As someone has so aptly out it: “Ideally, marriage is the submersion of tow partial selves into the creation of one whole self.”

II. THE PRINCIPLE OF COMPANIONSHIP

The Lord said, “I will make a companion for him.” Marriage is a partnership, and marriage partners would do well to share their lives with their partner to the fullest. The words “fitly joined together” are used by the apostle Paul to describe the Church emphasizing “togetherness.” I believe the same is true with marriage. The Lord has made each partner in the marriage bond fit for each other, and they are to live in togetherness in everything.

The relationship husband and wives are to have is clearly stated in God’s Word. The husband is to love his wife, even as Christ also loved the Church and gave Himself for it. The wife is to submit to her husband as unto the Lord. For the husband is the head of the wife, even as Christ is the head of the Church. This is how the Lord has made them fit for each other. The husband and the wife are equal before God but in their proper places. It is folly indeed for us to ditch this divine program and expect God to bless our home or allow us to enjoy success or satisfaction in it.

III. THE PRINCIPLE OF COOPERATION

The Lord said, “I will make him a helper.” The woman was made for the man; not as his slave-girl but as his queen, for him to cherish and to love.

The Word of God has much to say about the responsibilities that each marriage partner is to fulfill. Although different from each other, yet they are complimentary. It is a delicate balance. In God’s plan the man and the wife need each other. It is impossible to place a comparative value on either the husband’s or the wife’s role.
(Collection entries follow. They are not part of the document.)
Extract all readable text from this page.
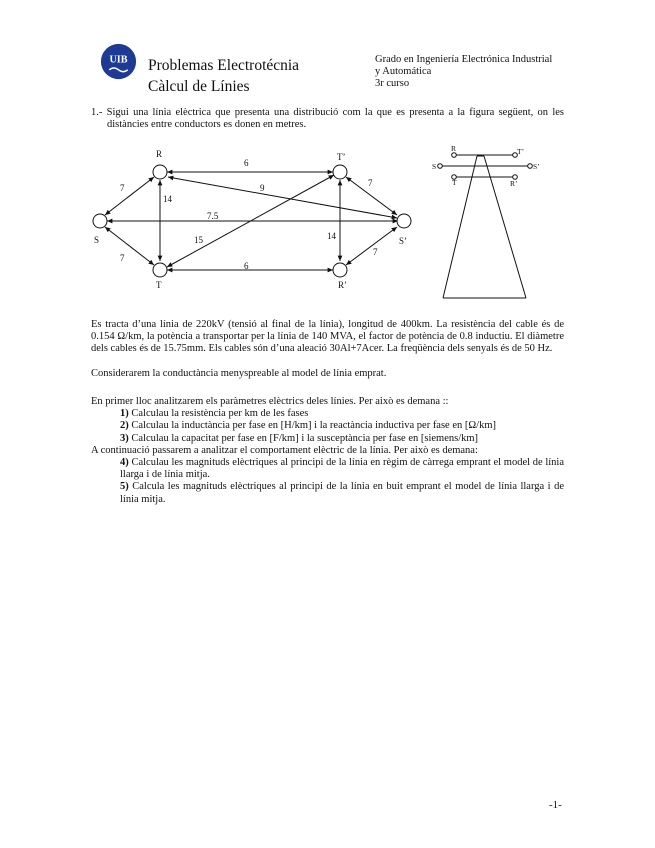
UIB Problemas Electrotécnia
Càlcul de Línies
Grado en Ingeniería Electrónica Industrial
y Automática
3r curso
1.- Sigui una línia elèctrica que presenta una distribució com la que es presenta a la figura següent, on les distàncies entre conductors es donen en metres.
R
S
T
T’
S’
R’
6
7	9
14
7.5
15
7
7
14
7
6
R	T’
S	S’
T	R’
Es tracta d’una línia de 220kV (tensió al final de la línia), longitud de 400km. La resistència del cable és de 0.154 Ω/km, la potència a transportar per la línia de 140 MVA, el factor de potència de 0.8 inductiu. El diàmetre dels cables és de 15.75mm. Els cables són d’una aleació 30Al+7Acer. La freqüència dels senyals és de 50 Hz.
Considerarem la conductància menyspreable al model de línia emprat.
En primer lloc analitzarem els paràmetres elèctrics deles línies. Per això es demana ::
1) Calculau la resistència per km de les fases
2) Calculau la inductància per fase en [H/km] i la reactància inductiva per fase en [Ω/km]
3) Calculau la capacitat per fase en [F/km] i la susceptància per fase en [siemens/km]
A continuació passarem a analitzar el comportament elèctric de la línia. Per això es demana:
4) Calculau les magnituds elèctriques al principi de la línia en règim de càrrega emprant el model de línia llarga i de línia mitja.
5) Calcula les magnituds elèctriques al principi de la línia en buit emprant el model de línia llarga i de línia mitja.
-1-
Neither is more important than the other.

The husband is the leader, but it does not mean that he is superior to his wife. His spere of responsibility is the leadership in his home. That is important, but not more important than a wife’s responsibility of molding a home from her husband’s provision.

The husband and the wife need each other to be successful in marriage. They must follow the principle of cooperation. the wife is not a house girl doing chores for the husband. Neither is the husband a houseboy to run errands for the wife. Rather, they must submit to each other as unto the Lord in love, self sacrifice and devotion to each other.

IV. PRINCIPLE OF COMMUNICATION- Communication through verbal and non verbal means.

1. Take pressure off when one is under stress. Help one another in this area with love.
2. Do not take each other for granted. On the contrary, ‘thoughtfulness goes a long, long way.’
3. Accentuate on the positive. Keep your mouth shut if you can not praise or compliment your partner. Words hurt more than deeds and they hurt deeply. Give love and happy memories.
4. Attack the deed, not the person.
Do not devastate the person just because he/she did a bad job. Love covers a multitude of sins.
5. Listen. Concentrate on what your partner is saying to you. This takes a lot of discipline but it is not impossible to achieve. Remember, the results are lasting and sweet.

V. THE PRINCIPLE OF COMMITMENT

The passage further says, “Therefor shall a man leave his father and his mother, and shall cleave unto his wife, and they shall be one flesh.”

This is commitment. As soon as the marriage partners are pronounced man and wife, they are committed to each other for life. They have crossed the ‘point of no return’ as far as the marriage is concerned. They can only move forward. They are making a lifetime decision and choice. They have made absolute commitment to each other.

The commitment ot each other becomes more beautiful and enduring when founded on their commitment to the Lord Jesus Christ. We must put Jesus Christ first in our home. “For except the Lord build the house, they labor in vain that build it.” A Christ-centered marriage and home should be the goal of every Christina couple. We can only establish it on the biblical principles of completeness, companionship, cooperation and commitment to each other and to the Lord.